[EM] Condorcet Meeting: Narrowing the Field
forest.simmons21 at gmail.com
Sun Sep 3 22:30:02 PDT 2023
I agree with you in general, but I got side tracked by the "3 to 5
finalist" specification of the original Condorcet Meeting message.
Perhaps we should try to convince them to have more people in the final ...
or just do our own thing without worrying too much about their vision.
I think your simple suggestion of basing the primary on strict rankings
(truncated at will) makes practical a quite large primary.
On Thu, Aug 31, 2023, 3:03 PM C.Benham <cbenham at adam.com.au> wrote:
> I think we are imagining different real world scenarios here as well as
> having different philosophical attitudes.
> I have in mind say a country's presidential election with the primary
> being held well before the final, with very many candidates (say in the
> and with most of the voters knowing nothing or next to nothing about most
> of the candidates.
> The purpose of the primary then is just to weed out candidates with
> insignificant core support to reduce the field to a "manageable" size and to
> reduce the amount of research serious voters need to do to give an
> adequately informed vote.
> Candidates who do very poorly in this primary scenario have the potential
> to win a strong following in the course of the relatively long campaign
> period between the primary and the final election.

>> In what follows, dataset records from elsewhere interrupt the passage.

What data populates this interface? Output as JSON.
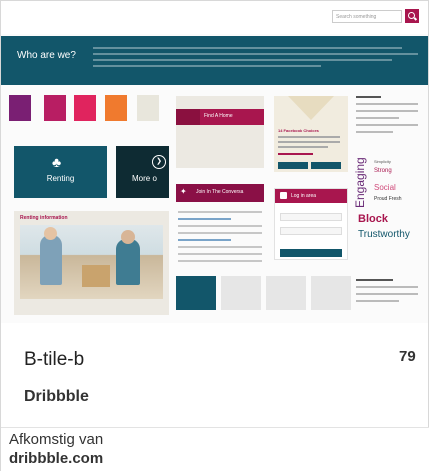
{
  "preview": {
    "banner_title": "Who are we?",
    "search_placeholder": "Search something",
    "swatch_colors": [
      "#7a1f73",
      "#b81e63",
      "#e0245e",
      "#f07a2e",
      "#e8e6dc"
    ],
    "tile_renting_label": "Renting",
    "tile_more_label": "More o",
    "renting_info_title": "Renting information",
    "nav_find_home": "Find A Home",
    "twitter_label": "Join In The Conversa",
    "facebook_card_title": "14 Facebook Choices",
    "login_label": "Log in area",
    "words": {
      "engaging": "Engaging",
      "simplicity": "Simplicity",
      "strong": "Strong",
      "social": "Social",
      "proud_fresh": "Proud Fresh",
      "block": "Block",
      "trustworthy": "Trustworthy"
    },
    "bottom_swatches": [
      "#12566a",
      "#e6e6e6",
      "#e6e6e6",
      "#e6e6e6"
    ]
  },
  "card": {
    "title": "B-tile-b",
    "count": "79",
    "source": "Dribbble"
  },
  "attribution": {
    "prefix": "Afkomstig van",
    "domain": "dribbble.com"
  }
}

> So I'm not happy with complicated Condorcet-ish rules for the primary that
> are too similar to the method used for the final election. I see no reason
> why the primary "Condorcet loser" shouldn't be on the finals ballot if
> he/she is serious and has some low threshold of core supporters.
> Also I don't like the idea of possibly strategic and/or bigoted voters
> having a say about the finals ballot-access of candidates they hate without
> possible cost or risk to candidates they support.
> One of the things I like about my IRV last N idea is that the ballot rules
> are very similar to what I think should be used for the final election
> (maybe not
> quite identical because for the primary I'm not in favour of allowing
> above-bottom equal-ranking or an explicit approval cutoff).
> Chris Benham
> On 1/09/2023 4:21 am, Forest Simmons wrote:
> Could the Implicit Approval winner ever be a Condorcet loser?
> Highly unlikely, especially in the context of too many candidates, etc.
> But if so, every other candidate would have a short beatpath to it ... so
> no narrowing of the field would occur.
> So it would be better to use the IRV winner or the MaxMax Pairwise Support
> winner as the short beatpath target ... the winner of the simplest method
> that satisfies the Condorcet Loser Criterion.
> On Wed, Aug 30, 2023, 11:30 PM Forest Simmons <forest.simmons21 at gmail.com>
>> Voters strictly rank as many candidates as they care to.
>> The implicit it approval of a candidate is the number of ballots on which
>> it out ranks at least one other candidate.
>> Let S be the set of candidates tied for most implicit approval.
>> A candidate will advance to the final ballot if and only if it has a
>> beatpath of two or fewer steps to some member of S.